Most of the deer we saw were Coues deer, but this can be attributed to hunting around the bases of several mountains. If we had hunted the lower desert country, we would have undoubtedly encountered more mule deer. While the Coues deer were fun to see and hunt, they were very difficult to stalk as the narrow box canyons they travel allow them to be visible one second and disappear the next, only to appear again hundreds of yards down the canyon. When we return, we will likely hunt an area at a lower elevation having mule deer in terrain easier to stalk through.
As a side note, we were hunting about 35 miles from the Mexico border. We commonly saw backpacks, trash, and other evidence of illegal activity in the mountains we hunted and around our camp. Border security had a very strong presence in the area and we never encountered anyone in the backcountry besides occasional hunters at a distance. Overall, we felt safe where we were and I will return and hunt the same area without a large concern to my personal safety.
(above) While we never harvested a deer we had a great experience hunting the desert for the first time. It was an adventure with lots of soggy PB and J’s and a few cottontails and jackrabbits we harvested with our bows!
We drove about 3,300 miles at 27 MPG in my crossover SUV costing us a total of $260 for fuel, split two ways for a cost of $130 a person. The general license cost $160 and the deer tag was $300, which is valid for either a mule deer or Coues deer buck. As for food costs, I do not figure these into my travel costs because we camped and cooked most of our meals besides a few restaurant meals that did not cost more than what I would spend any normal week. Lodging cost was minimal because we tent camped most nights besides a couple nights spent in the car while traveling and the one snow night we got a hotel for $80. These expenses brought the cost to $630 a person and our return in trip in December will be even cheaper as our hunting licenses will still be valid!

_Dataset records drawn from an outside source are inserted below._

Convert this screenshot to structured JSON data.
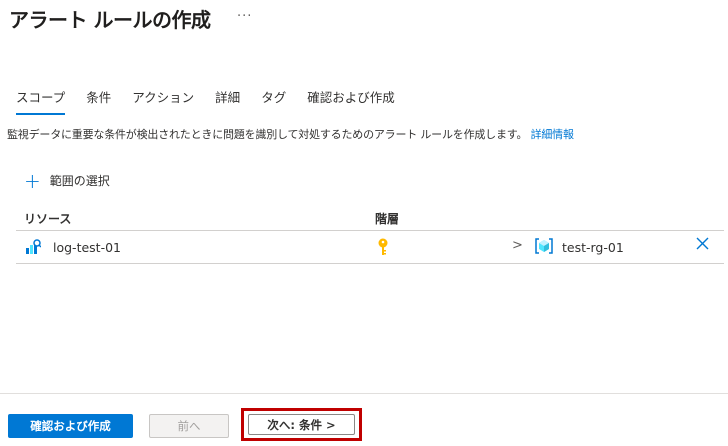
{
  "header": {
    "title": "アラート ルールの作成",
    "more_label": "···"
  },
  "tabs": [
    {
      "label": "スコープ",
      "active": true
    },
    {
      "label": "条件"
    },
    {
      "label": "アクション"
    },
    {
      "label": "詳細"
    },
    {
      "label": "タグ"
    },
    {
      "label": "確認および作成"
    }
  ],
  "description": {
    "text": "監視データに重要な条件が検出されたときに問題を識別して対処するためのアラート ルールを作成します。",
    "link": "詳細情報"
  },
  "scope": {
    "add_label": "範囲の選択"
  },
  "table": {
    "headers": {
      "resource": "リソース",
      "hierarchy": "階層"
    },
    "rows": [
      {
        "name": "log-test-01",
        "resource_group": "test-rg-01"
      }
    ]
  },
  "footer": {
    "review_create": "確認および作成",
    "previous": "前へ",
    "next": "次へ: 条件 >"
  },
  "colors": {
    "accent": "#0078d4",
    "highlight_border": "#c00000",
    "key": "#ffb900"
  },
  "icons": {
    "row": "log-analytics-icon",
    "hierarchy": "key-icon",
    "resource_group": "resource-group-icon",
    "remove": "close-icon"
  }
}
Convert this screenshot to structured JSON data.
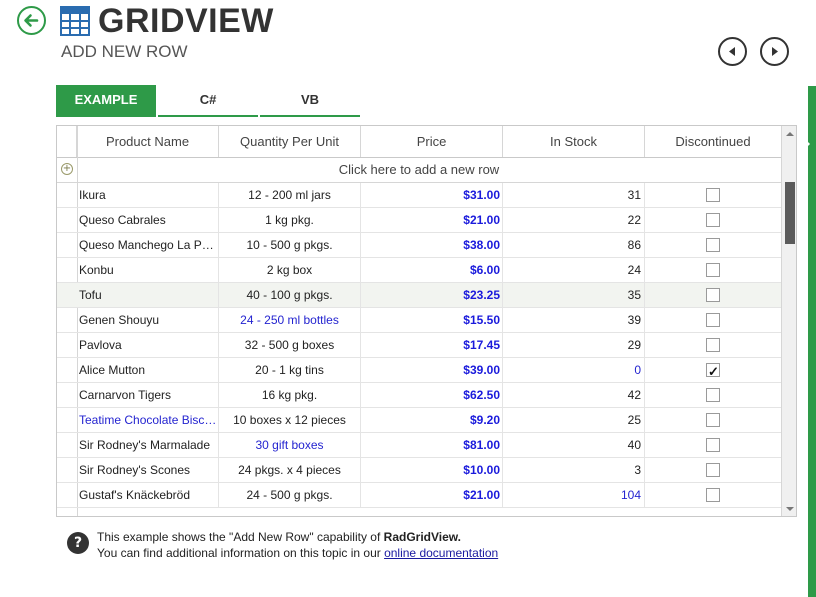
{
  "header": {
    "title": "GRIDVIEW",
    "subtitle": "ADD NEW ROW",
    "back_icon": "arrow-left-circle",
    "accent": "#2e9a48"
  },
  "tabs": [
    {
      "label": "EXAMPLE",
      "active": true
    },
    {
      "label": "C#",
      "active": false
    },
    {
      "label": "VB",
      "active": false
    }
  ],
  "grid": {
    "columns": [
      "Product Name",
      "Quantity Per Unit",
      "Price",
      "In Stock",
      "Discontinued"
    ],
    "add_row_text": "Click here to add a new row",
    "rows": [
      {
        "name": "Ikura",
        "qty": "12 - 200 ml jars",
        "price": "$31.00",
        "stock": "31",
        "discontinued": false
      },
      {
        "name": "Queso Cabrales",
        "qty": "1 kg pkg.",
        "price": "$21.00",
        "stock": "22",
        "discontinued": false
      },
      {
        "name": "Queso Manchego La Pastora",
        "qty": "10 - 500 g pkgs.",
        "price": "$38.00",
        "stock": "86",
        "discontinued": false
      },
      {
        "name": "Konbu",
        "qty": "2 kg box",
        "price": "$6.00",
        "stock": "24",
        "discontinued": false
      },
      {
        "name": "Tofu",
        "qty": "40 - 100 g pkgs.",
        "price": "$23.25",
        "stock": "35",
        "discontinued": false,
        "selected": true
      },
      {
        "name": "Genen Shouyu",
        "qty": "24 - 250 ml bottles",
        "price": "$15.50",
        "stock": "39",
        "discontinued": false,
        "qty_blue": true
      },
      {
        "name": "Pavlova",
        "qty": "32 - 500 g boxes",
        "price": "$17.45",
        "stock": "29",
        "discontinued": false
      },
      {
        "name": "Alice Mutton",
        "qty": "20 - 1 kg tins",
        "price": "$39.00",
        "stock": "0",
        "discontinued": true,
        "stock_blue": true
      },
      {
        "name": "Carnarvon Tigers",
        "qty": "16 kg pkg.",
        "price": "$62.50",
        "stock": "42",
        "discontinued": false
      },
      {
        "name": "Teatime Chocolate Biscuits",
        "qty": "10 boxes x 12 pieces",
        "price": "$9.20",
        "stock": "25",
        "discontinued": false,
        "name_blue": true
      },
      {
        "name": "Sir Rodney's Marmalade",
        "qty": "30 gift boxes",
        "price": "$81.00",
        "stock": "40",
        "discontinued": false,
        "qty_blue": true
      },
      {
        "name": "Sir Rodney's Scones",
        "qty": "24 pkgs. x 4 pieces",
        "price": "$10.00",
        "stock": "3",
        "discontinued": false
      },
      {
        "name": "Gustaf's Knäckebröd",
        "qty": "24 - 500 g pkgs.",
        "price": "$21.00",
        "stock": "104",
        "discontinued": false,
        "stock_blue": true
      }
    ]
  },
  "info": {
    "line1_prefix": "This example shows the \"Add New Row\" capability of ",
    "line1_bold": "RadGridView.",
    "line2_prefix": "You can find additional information on this topic in our ",
    "link_text": "online documentation"
  }
}
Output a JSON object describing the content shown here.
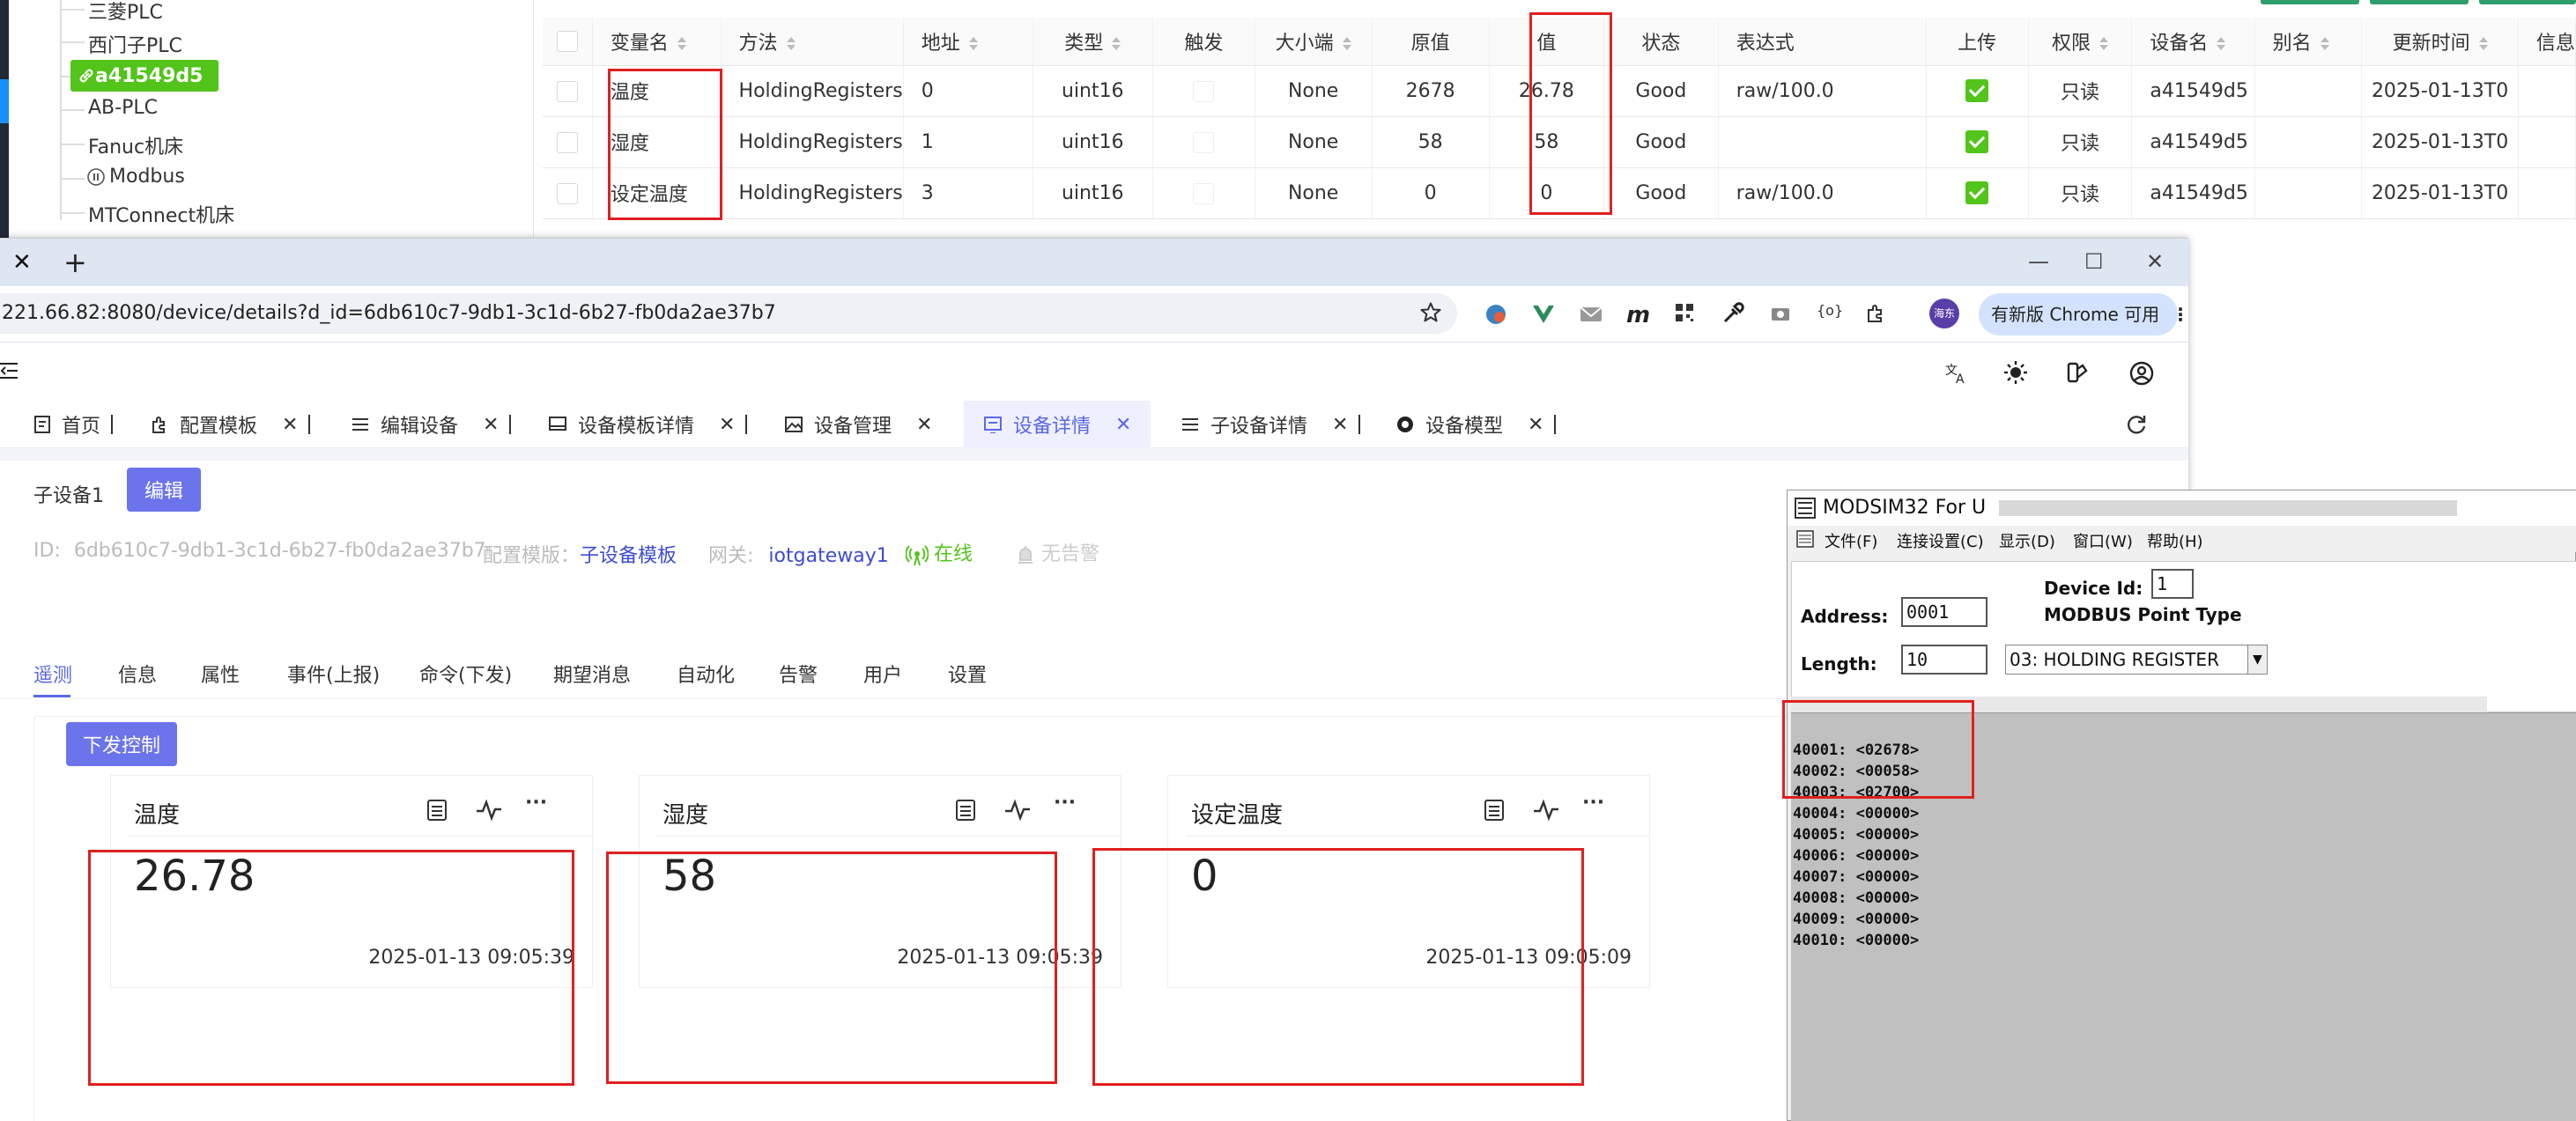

When planning a trip like this reading articles is a great way to generate ideas and develop an outline for your trip. However, to choose a specific area and develop a basic hunting strategy you should consult with locals and others with experience hunting the area. I suggest joining Facebook groups like Desert Mule Deer Hunting, these guys were very helpful giving me pointers and even suggesting units to target. Call local biologists that work for AZGFD and ask them about unit recommendations and tell them exactly what you are looking for in a hunt whether that’s Coues deer, mule deer, mountains, or low desert.
JUST DO IT!
My biggest piece of advice is to just do it! Too many guys say that they will hunt the west someday but put it off because they fear uncertainty or the idea of being unsuccessful after a lot of travel and effort. I can tell you however that this OTC mule deer hunt is definitely worth it, even if you don’t shoot a deer. It’s a chance to hike cactus-covered mountains, see new wildlife species, and “rough it” with a base camp style desert experience.